One practical retort to that is that, well, it's better to build in the error than to pretend it isn't there. We are always going to have some forms of error that are essentially random (i.e. unbiased measurement error). If you believe in our ability to identify deterministic mechanisms in social science theory, then you are essentially assuming that you will be a good enough (or lucky enough?) researcher to observe some process with no measurement error or other chance event that could disturb your recording of an outcome into an observation. What if we were to allow this to be true, and a within-case researcher was able to perfectly observe a cause and effect within a single case and, further, to explain it with a causal mechanism (or set of mechanisms) that is "invariant", given a very strict set of conditions or scope. Now what? Don't you need to see if this mechanism applies in other cases that meet these conditions/scope? Because if you admit that this should be the next step, then I believe you are also admitting that variance is possible.
Over the past 24 hours or so, I have revised my view a bit, and I don't think the vision of mechanisms as invariant is necessarily at odds with statistical inference. Because in a perfectly specified regression, we are assuming that beta is the causal effect. Our estimate from a regression (i.e. beta-hat) is a random variable drawn from a distribution with some error separating it from the true causal effect. But regression assumes the true causal effect is unobservable due to a variety of ways in which our perceptions or observations will not be what actually "happened". This is where the modesty (or, one might say, at least the fixed positionality of the observer and the observed within a world that varies) is sort of built in, and where I think small-N research needs to think seriously about how -- even if it is able to present a more theoretically compelling and rigorous picture of the mechanism(s) at work within any observed process -- it is able to address the how the very nature of observation and the observational process is affecting one's conclusions. (And perhaps they are already doing this. In fact, I'm sure they are.) On the other hand, all of the above is based on an simplified characterization of qualitative research. Large-N scholars need to admit that it is still possible for within-case research to get a very good idea of what connects cause to effect in a way that large-N cross-case analysis cannot do without a detailed understanding of history or temporal processes.

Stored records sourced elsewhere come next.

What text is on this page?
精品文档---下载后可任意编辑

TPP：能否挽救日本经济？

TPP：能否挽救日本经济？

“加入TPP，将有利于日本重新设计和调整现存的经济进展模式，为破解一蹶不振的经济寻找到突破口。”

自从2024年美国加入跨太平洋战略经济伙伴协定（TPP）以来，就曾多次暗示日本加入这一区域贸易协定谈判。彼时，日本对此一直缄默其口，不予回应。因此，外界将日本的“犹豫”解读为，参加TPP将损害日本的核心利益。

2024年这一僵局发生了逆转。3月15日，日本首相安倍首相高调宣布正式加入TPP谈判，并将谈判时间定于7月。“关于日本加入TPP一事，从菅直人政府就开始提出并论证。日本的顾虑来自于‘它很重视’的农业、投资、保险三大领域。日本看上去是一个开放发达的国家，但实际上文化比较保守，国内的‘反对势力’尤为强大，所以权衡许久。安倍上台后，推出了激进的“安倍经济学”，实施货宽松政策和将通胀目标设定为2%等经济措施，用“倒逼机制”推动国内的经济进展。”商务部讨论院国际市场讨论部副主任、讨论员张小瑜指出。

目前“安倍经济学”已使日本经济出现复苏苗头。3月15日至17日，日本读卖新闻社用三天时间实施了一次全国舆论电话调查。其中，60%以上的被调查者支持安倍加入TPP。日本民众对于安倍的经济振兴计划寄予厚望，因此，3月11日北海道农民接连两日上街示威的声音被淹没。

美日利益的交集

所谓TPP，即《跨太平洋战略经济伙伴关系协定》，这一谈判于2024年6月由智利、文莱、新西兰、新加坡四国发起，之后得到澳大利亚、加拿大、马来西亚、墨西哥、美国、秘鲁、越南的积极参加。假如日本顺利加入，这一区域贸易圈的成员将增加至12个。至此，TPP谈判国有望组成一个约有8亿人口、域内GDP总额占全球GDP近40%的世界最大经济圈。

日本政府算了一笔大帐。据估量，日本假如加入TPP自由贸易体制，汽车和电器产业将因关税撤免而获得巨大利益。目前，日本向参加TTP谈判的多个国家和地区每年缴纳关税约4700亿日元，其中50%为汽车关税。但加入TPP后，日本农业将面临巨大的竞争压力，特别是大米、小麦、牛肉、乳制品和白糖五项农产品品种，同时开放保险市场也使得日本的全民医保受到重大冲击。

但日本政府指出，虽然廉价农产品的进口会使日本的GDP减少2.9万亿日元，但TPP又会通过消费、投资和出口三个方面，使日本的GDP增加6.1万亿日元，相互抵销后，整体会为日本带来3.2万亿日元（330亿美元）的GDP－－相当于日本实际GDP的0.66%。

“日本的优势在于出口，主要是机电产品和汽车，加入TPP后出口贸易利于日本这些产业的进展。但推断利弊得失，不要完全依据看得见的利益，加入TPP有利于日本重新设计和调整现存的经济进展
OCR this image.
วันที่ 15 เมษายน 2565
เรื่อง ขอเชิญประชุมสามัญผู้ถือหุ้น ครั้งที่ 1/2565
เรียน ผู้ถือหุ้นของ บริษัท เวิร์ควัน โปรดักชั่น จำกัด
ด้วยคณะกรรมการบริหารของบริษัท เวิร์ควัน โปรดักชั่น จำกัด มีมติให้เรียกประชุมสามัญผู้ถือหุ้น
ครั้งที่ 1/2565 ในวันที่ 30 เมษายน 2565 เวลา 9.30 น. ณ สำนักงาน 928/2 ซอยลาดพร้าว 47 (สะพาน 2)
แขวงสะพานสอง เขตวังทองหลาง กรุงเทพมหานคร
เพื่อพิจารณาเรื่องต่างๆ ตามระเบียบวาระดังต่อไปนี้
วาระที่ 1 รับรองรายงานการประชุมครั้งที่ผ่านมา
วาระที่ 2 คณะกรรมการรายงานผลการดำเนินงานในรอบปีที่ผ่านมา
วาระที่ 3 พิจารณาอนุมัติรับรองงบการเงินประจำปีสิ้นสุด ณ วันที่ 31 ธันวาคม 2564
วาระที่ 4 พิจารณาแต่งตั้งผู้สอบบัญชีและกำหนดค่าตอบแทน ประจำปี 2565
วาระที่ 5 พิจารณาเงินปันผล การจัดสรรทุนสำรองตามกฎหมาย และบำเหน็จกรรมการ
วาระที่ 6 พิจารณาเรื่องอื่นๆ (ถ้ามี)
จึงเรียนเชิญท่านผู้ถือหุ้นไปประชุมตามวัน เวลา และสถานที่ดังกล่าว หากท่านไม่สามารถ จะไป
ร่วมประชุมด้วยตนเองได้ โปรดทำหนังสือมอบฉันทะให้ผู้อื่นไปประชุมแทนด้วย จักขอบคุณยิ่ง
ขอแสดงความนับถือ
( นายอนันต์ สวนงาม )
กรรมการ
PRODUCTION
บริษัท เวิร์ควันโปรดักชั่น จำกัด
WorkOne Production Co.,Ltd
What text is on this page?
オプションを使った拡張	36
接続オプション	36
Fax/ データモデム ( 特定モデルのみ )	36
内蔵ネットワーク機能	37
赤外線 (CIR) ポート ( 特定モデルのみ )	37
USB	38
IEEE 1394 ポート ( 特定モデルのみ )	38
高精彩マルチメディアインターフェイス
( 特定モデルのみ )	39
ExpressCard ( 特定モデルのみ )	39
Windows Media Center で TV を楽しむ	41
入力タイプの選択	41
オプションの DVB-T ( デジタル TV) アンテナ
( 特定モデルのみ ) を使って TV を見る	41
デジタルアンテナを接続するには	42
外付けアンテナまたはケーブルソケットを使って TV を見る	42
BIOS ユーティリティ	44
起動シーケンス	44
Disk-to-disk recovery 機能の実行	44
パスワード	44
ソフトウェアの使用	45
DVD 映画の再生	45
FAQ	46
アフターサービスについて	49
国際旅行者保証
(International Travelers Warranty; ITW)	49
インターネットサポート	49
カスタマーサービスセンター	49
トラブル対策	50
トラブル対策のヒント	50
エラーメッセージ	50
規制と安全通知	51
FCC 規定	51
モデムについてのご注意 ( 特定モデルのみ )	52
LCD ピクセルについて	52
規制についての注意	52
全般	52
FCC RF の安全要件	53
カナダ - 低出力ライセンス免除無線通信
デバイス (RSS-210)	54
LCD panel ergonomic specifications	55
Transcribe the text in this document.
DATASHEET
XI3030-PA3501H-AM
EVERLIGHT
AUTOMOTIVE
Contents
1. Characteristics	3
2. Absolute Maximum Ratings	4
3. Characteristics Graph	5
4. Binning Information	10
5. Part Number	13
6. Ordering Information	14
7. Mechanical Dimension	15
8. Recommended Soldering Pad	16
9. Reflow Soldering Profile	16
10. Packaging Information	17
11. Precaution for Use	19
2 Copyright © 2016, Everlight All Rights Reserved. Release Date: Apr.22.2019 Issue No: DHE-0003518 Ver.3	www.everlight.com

There are many other issues that come up in the context of this discussion, other than the matter of deterministic versus probabilistic causal theories. (For example, are you interested in measuring the effect of a specific cause -- i.e. permissive gun control legislation -- or the entire cluster of causes that result in a particular effect -- i.e. gun-related violence?) Overall, I have been really encouraged by the workshop so far. There are a number of very smart people who are paying close attention to these issues, and working on, first, more clearly delineating areas of agreement and disagreement across the (in my view, much exaggerated) "quantitative-qualitative" divide, and second, identifying ways to leverage the relative strengths of various methodological strategies to ensure that our science is progressive and cumulative. There is still substantial debate and disagreement in both of those areas, but hey, acknowledging you have a problem is the first step. Or something.